Stroke rehabilitation: What to expect as you recover
Stroke rehabilitation is an important part of recovery after stroke. Find out what's involved in stroke rehabilitation.
By Mayo Clinic Staff
The goal of stroke rehabilitation is to help you relearn skills you lost when a stroke affected part of your brain. Stroke rehabilitation can help you regain independence and improve your quality of life.
The severity of stroke complications and each person's ability to recover vary widely. Researchers have found that people who participate in a focused stroke rehabilitation program perform better than most people who don't have stroke rehabilitation.
What's involved in stroke rehabilitation?
There are many approaches to stroke rehabilitation. Your rehabilitation plan will depend on the part of the body or type of ability affected by your stroke.
Physical activities might include:
- Motor-skill exercises. These exercises can help improve your muscle strength and coordination. You might have therapy to strengthen your swallowing.
- Mobility training. You might learn to use mobility aids, such as a walker, canes, wheelchair or ankle brace. The ankle brace can stabilize and strengthen your ankle to help support your body's weight while you relearn to walk.
- Constraint-induced therapy.
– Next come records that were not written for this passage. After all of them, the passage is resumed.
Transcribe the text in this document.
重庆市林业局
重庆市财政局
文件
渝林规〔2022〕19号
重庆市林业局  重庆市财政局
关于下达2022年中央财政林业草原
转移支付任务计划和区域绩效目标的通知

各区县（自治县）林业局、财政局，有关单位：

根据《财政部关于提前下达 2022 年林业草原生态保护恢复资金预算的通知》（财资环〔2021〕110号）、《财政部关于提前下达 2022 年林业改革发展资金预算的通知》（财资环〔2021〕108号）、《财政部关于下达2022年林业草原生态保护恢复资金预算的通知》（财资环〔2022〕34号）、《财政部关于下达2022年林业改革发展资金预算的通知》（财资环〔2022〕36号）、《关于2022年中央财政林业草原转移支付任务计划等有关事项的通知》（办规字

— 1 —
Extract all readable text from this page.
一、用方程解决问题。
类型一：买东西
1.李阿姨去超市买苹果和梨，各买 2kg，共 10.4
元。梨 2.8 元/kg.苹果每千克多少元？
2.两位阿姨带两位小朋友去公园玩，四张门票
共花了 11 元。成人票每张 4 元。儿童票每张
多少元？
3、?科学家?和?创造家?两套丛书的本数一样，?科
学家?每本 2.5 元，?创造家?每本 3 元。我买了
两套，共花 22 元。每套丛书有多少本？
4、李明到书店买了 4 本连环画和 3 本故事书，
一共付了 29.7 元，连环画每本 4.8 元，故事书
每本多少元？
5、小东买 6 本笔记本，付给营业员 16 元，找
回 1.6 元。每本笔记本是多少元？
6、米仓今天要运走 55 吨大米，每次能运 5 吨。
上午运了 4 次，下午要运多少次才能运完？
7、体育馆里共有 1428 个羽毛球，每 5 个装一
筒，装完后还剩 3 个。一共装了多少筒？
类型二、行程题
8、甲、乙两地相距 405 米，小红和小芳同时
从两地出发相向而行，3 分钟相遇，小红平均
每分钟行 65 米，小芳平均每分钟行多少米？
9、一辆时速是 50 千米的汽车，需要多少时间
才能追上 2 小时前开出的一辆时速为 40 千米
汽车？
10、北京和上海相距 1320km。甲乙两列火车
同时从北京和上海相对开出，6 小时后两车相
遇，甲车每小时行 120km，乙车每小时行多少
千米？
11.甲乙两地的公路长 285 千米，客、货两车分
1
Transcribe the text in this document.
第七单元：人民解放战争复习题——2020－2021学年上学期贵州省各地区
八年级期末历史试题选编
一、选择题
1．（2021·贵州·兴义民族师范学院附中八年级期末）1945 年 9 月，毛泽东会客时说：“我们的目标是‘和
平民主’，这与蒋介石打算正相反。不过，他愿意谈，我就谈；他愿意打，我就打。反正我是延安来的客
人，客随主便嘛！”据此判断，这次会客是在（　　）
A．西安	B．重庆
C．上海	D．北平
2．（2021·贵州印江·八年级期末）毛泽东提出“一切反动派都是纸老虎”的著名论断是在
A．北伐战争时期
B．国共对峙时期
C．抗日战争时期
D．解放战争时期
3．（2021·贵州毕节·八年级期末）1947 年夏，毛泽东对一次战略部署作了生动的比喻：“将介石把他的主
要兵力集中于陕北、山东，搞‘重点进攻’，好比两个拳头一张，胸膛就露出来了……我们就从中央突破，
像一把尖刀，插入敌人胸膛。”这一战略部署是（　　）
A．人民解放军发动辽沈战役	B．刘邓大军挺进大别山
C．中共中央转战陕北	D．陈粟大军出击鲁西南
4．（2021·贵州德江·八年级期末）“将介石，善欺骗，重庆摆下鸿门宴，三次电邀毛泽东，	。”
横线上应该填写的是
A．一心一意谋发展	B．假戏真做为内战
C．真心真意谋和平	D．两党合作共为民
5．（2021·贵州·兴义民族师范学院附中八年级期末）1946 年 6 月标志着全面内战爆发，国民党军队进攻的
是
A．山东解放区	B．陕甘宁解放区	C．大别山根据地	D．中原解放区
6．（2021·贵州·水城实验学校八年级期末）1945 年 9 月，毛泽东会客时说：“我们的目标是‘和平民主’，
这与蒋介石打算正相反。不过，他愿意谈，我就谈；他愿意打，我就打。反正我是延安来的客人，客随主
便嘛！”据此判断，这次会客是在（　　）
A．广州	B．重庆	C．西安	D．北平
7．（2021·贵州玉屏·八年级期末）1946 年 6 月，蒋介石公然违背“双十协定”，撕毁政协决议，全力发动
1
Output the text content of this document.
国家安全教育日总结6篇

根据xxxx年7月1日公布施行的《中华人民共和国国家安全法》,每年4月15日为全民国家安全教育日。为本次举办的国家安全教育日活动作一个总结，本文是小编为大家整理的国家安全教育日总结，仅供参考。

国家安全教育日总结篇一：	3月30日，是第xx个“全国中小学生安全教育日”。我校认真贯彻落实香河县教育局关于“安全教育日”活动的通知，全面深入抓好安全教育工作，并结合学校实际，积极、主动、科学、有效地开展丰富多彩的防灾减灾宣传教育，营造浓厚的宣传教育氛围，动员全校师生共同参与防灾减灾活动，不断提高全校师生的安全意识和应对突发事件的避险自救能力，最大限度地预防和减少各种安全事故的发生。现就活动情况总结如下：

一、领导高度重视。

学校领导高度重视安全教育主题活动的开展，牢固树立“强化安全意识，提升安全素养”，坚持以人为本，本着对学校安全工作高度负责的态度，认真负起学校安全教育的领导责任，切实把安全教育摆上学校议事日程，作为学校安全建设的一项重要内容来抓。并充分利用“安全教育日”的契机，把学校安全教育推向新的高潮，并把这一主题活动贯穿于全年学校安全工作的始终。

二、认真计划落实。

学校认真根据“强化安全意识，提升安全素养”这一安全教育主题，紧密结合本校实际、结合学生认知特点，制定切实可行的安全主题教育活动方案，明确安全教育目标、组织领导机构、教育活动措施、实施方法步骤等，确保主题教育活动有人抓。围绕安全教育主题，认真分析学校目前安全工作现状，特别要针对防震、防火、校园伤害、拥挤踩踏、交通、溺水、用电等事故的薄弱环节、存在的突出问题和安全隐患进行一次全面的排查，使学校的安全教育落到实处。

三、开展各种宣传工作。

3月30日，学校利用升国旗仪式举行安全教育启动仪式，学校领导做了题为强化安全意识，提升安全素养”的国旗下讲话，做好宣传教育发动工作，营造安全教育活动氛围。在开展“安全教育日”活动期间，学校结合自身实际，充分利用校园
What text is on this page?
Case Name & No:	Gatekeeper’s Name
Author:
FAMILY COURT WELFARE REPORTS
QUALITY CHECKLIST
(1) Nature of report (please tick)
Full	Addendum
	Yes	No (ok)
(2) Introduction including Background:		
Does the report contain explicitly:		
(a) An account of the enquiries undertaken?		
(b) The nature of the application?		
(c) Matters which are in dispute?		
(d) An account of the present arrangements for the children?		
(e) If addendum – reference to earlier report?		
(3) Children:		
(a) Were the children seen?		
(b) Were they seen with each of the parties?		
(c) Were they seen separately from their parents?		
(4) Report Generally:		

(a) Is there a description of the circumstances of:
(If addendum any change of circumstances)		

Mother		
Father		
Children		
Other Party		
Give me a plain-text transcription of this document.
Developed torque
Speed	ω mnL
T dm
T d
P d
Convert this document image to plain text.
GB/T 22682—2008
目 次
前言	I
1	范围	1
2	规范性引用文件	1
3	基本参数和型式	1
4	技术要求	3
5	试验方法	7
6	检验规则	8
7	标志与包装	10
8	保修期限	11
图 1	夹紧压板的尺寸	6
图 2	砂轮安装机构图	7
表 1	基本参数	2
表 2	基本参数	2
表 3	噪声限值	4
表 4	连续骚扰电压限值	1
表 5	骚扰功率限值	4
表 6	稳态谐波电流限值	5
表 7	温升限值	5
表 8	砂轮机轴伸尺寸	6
An unaffected limb is restrained while you practice moving the affected limb to help improve its function. This therapy is sometimes called forced-use therapy.
- Range-of-motion therapy. Certain exercises and treatments can ease muscle tension (spasticity) and help you regain range of motion.
Technology-assisted physical activities might include:
- Functional electrical stimulation. Electricity is applied to weakened muscles, causing them to contract. The electrical stimulation may help re-educate your muscles.
- Robotic technology. Robotic devices can assist impaired limbs with performing repetitive motions, helping the limbs to regain strength and function.
- Wireless technology. An activity monitor might help you increase post-stroke activity.
- Virtual reality. The use of video games and other computer-based therapies involves interacting with a simulated, real-time environment.
Cognitive and emotional activities might include:
- Therapy for cognitive disorders. Occupational therapy and speech therapy can help you with lost cognitive abilities, such as memory, processing, problem-solving, social skills, judgment and safety awareness.
- Therapy for communication disorders. Speech therapy can help you regain lost abilities in speaking, listening, writing and comprehension.
- Psychological evaluation and treatment. Your emotional adjustment might be tested. You might also have counseling or participate in a support group.
- Medication. Your doctor might recommend an antidepressant or a medication that affects alertness, agitation or movement.
Experimental therapies include:
- Noninvasive brain stimulation. Techniques such as transcranial magnetic stimulation have been used with some success in a research setting to help improve a variety of motor skills.
- Biological therapies, such as stem cells, are being investigated, but should only be used as part of a clinical trial.
- Alternative medicine. Treatments such as massage, herbal therapy, acupuncture and oxygen therapy are being evaluated.
When should stroke rehabilitation begin?
The sooner you begin stroke rehabilitation, the more likely you are to regain lost abilities and skills.
However, your doctors' immediate priorities are to:
- Stabilize your medical condition
- Control life-threatening conditions
- Prevent another stroke
- Limit any stroke-related complications
It's common for stroke rehabilitation to start as soon as 24 to 48 hours after your stroke, while you're in the hospital.
How long does stroke rehabilitation last?
The duration of your stroke rehabilitation depends on the severity of your stroke and related complications. Some stroke survivors recover quickly. But most need some form of long-term stroke rehabilitation, lasting possibly months or years after their stroke.
Your stroke rehabilitation plan will change during your recovery as you relearn skills and your needs change. With ongoing practice, you can continue to make gains over time.